Willy Wonka And The Chocolate Factory Groomed Generations To Love Horror

Willy Wonka

Willy Wonka and the Chocolate Factory has a lot of the classic elements of a horror movie. Inside Wonka's factory, the children are picked off one by one, similar to a slasher movie like Halloween or A Nightmare on Elm Street. Wonka has seemingly designed different rooms to tempt the weakness of each particular child that he has invited into his haunted torture factory. In one, a greedy girl who refuses to do what she's told is pushed into a garbage chute that leads to an incinerator. In another, a boy nearly drowns in a river of molten chocolate. Willy Wonka himself, a sinister man in a top hat, watches on with a creepy gleam in his eye and a smile. He already knows that most of the children are doomed, just as Jigsaw knows the majority of his victims will fail his tests in the Saw movies.

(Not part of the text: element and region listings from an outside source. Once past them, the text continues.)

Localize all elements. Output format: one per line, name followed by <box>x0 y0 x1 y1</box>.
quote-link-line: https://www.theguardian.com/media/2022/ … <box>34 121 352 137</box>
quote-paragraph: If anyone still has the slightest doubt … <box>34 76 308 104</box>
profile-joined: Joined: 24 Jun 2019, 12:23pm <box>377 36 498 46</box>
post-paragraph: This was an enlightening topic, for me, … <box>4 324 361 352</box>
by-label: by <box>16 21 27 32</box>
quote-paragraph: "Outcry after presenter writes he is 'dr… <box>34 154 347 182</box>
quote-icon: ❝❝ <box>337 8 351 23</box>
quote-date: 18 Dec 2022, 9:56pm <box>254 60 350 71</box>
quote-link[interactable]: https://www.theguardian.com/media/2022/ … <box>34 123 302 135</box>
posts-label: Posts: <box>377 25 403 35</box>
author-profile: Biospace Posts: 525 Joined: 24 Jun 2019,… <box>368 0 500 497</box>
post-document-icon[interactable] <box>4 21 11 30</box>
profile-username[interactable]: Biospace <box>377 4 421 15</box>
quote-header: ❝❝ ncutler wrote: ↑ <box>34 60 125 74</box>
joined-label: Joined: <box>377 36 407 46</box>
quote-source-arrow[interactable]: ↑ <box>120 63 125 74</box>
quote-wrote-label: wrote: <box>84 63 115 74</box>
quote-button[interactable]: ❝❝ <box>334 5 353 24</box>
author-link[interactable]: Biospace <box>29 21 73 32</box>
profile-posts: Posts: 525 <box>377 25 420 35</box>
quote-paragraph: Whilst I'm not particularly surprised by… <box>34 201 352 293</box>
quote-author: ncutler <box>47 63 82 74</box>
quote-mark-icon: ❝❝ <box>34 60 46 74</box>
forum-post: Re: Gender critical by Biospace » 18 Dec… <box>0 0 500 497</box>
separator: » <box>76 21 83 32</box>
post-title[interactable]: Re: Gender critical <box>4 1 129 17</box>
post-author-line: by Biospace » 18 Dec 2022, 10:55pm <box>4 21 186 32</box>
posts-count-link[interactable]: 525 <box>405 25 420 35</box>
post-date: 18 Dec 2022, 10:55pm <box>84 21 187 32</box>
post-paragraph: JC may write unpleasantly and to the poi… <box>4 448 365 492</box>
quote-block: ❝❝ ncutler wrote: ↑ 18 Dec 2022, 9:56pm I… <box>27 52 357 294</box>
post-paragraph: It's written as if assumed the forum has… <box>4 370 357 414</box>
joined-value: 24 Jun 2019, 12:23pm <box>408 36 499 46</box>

In other words, Willy Wonka and the Chocolate Factory is a horror movie for kids. When you strip away the candy and the seemingly cheerful singing, you're left with a wealthy industrialist torturing children in elaborate and violent ways to send a message to the world about greed. Several generations now, whether they knew it or not, have grown up with this children's classic, unknowingly being groomed to love horror movies. In many ways, Willy Wonka and the Chocolate Factory is the perfect gateway horror movie for kids.